Cold weather drives us to comfort food dishes like homemade Italian beef stew, paleo friendly, grain free. This is what healthy comfort food looks like. It’s NOT diet food. It’s not fat free. It’s not stuck in some frozen wrapper in the lean watcher section. It’s on top of the stove, wafting deep, flavorful beef, tomatoes and vegetables, telling our brain hearty food is at hand.
If I could only choose to cook one way, it would like this. Rustic, healthy, hearty, one pot dishes, adding in enough fat and wine to make a simple dish seem special. This is food for the home cook. If this were in one of the trendy restaurants, it would be short ribs and complicated sauces with a heaping of grains like barley or polenta. Nothing wrong with that kind of cooking, but at home, we need simple, approachable food that we can pop on top of the stove on a day the kids are home on a snow day, and time is short, but appetites are big.
This is the dish that a woman will love (cause it’s nutrition packed, grain free). This is the dish a man would marry her for, because comfort food and beef usually make a man happy. (Please don’t write me if I hurt anyone’s feelings or stereotypes; I’m making a point).
The Key to a good Italian Beef Stew is San Marzano Tomatoes.
I call this Italian style stew, because I added in a lot of San Marzano tomatoes, herbs, and wine to give it that Italian taste. I started out with olive oil, onions and garlic.

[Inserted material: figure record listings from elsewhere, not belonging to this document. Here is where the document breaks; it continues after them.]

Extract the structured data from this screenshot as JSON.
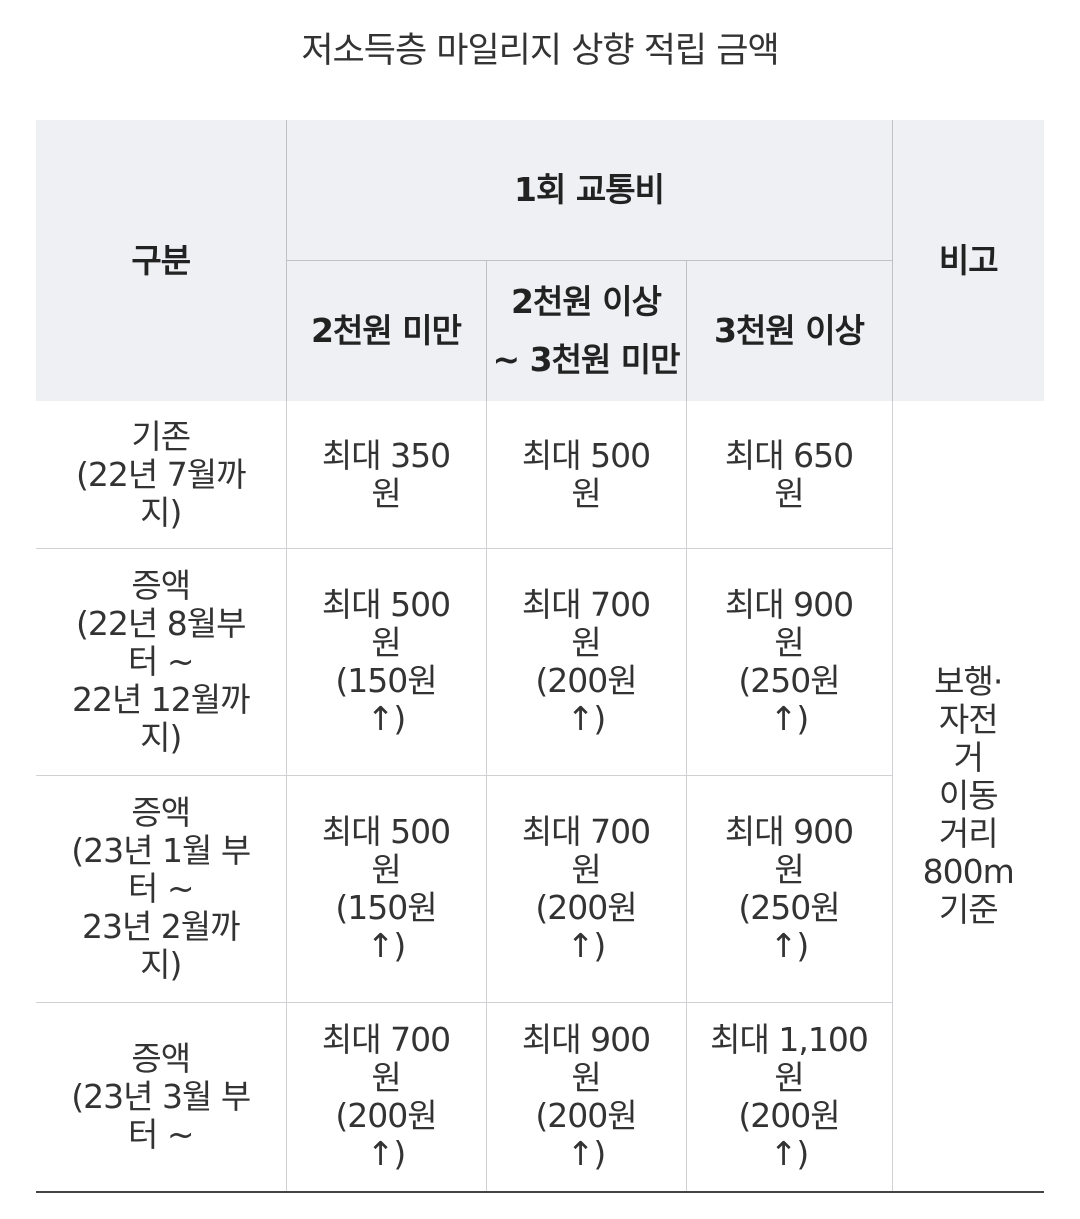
{
  "title": "저소득층 마일리지 상향 적립 금액",
  "header": {
    "category": "구분",
    "fare_group": "1회 교통비",
    "note": "비고",
    "col_under_2k": "2천원 미만",
    "col_2k_to_3k_line1": "2천원 이상",
    "col_2k_to_3k_line2": "~ 3천원 미만",
    "col_over_3k": "3천원 이상"
  },
  "rows": [
    {
      "category_lines": [
        "기존",
        "(22년 7월까",
        "지)"
      ],
      "values": [
        [
          "최대 350",
          "원"
        ],
        [
          "최대 500",
          "원"
        ],
        [
          "최대 650",
          "원"
        ]
      ]
    },
    {
      "category_lines": [
        "증액",
        "(22년 8월부",
        "터 ~",
        "22년 12월까",
        "지)"
      ],
      "values": [
        [
          "최대 500",
          "원",
          "(150원",
          "↑)"
        ],
        [
          "최대 700",
          "원",
          "(200원",
          "↑)"
        ],
        [
          "최대 900",
          "원",
          "(250원",
          "↑)"
        ]
      ]
    },
    {
      "category_lines": [
        "증액",
        "(23년 1월 부",
        "터 ~",
        "23년 2월까",
        "지)"
      ],
      "values": [
        [
          "최대 500",
          "원",
          "(150원",
          "↑)"
        ],
        [
          "최대 700",
          "원",
          "(200원",
          "↑)"
        ],
        [
          "최대 900",
          "원",
          "(250원",
          "↑)"
        ]
      ]
    },
    {
      "category_lines": [
        "증액",
        "(23년 3월 부",
        "터 ~"
      ],
      "values": [
        [
          "최대 700",
          "원",
          "(200원",
          "↑)"
        ],
        [
          "최대 900",
          "원",
          "(200원",
          "↑)"
        ],
        [
          "최대 1,100",
          "원",
          "(200원",
          "↑)"
        ]
      ]
    }
  ],
  "note_lines": [
    "보행·",
    "자전",
    "거",
    "이동",
    "거리",
    "800m",
    "기준"
  ]
}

I ended with a garnish of red chili pepper and freshly grated parmigiano reggiano.
Record temperatures in Nashville, snow on the deck (which I love, made us grateful for a hearty, healthy, Italian beef stew.
You may also be interested in my Paleo Friendly Vegetable Beef Soup.
You may also be interested in these amazing roast turnips.
- 2 pounds lean beef cubes
- 6 carrots
- 2 celery sticks, chopped
- 2 onions, chopped
- 4 garlic cloves, minced
- 2 large cans San Marzano Tomatoes order here
- 1 quart beef broth (or 1 tablespoon organic bouillon paste) (or can use water)
- 1 cup white wine (can use red)
- 2 handfuls parsley, divided
- fresh thyme
- 6 small turnips, large diced
- 1 bunch Tuscan kale, ribs removed, torn into pieces
- 1 cup frozen peas (optional)
- parmigiano reggiano cheese
- cracked red pepper to taste
- Season meat with salt and pepper.
- Brown meat in large dutch oven or frying pan.
- Remove meat, set aside on a plate.
- Add in onions, two carrots, finely chopped, celery. Cook for five minutes or until onions are softened, on medium low heat. Add in minced garlic and cook for about one minute. You don't want that garlic to go past pale golden.
- Deglaze pan by adding in ½ cup of white wine. You can use a red wine if you choose.
- Cook down for about ten minutes. Add in tomatoes. Just smoosh up with your hands, adding all tomato and juices.
- Add beef back in. Add in handful parsley, reserving some for garnish, bay leaves, fresh thyme.
- Add in 1 teaspoon salt, and black pepper.
- Cook on top of the stove on very low simmer for three hours, stirring frequently. Add beef broth or water a little at a time.
- This stew is a soupy stew, not very thick and you can choose not to add in the beef broth. The tomatoes with the beef and herbs will yield plenty of flavor.
- Remove bay leaves, and any parsley, or thyme stems.
- An hour before serving, roast carrots and turnips in oven for twenty minutes, tossed in olive oil and salt.
- Put into the stew, add in kale and frozen peas.
- Season again with salt and pepper, fresh chopped parsley.
- Serve with freshly grated parmigiano reggiano and red chili pepper.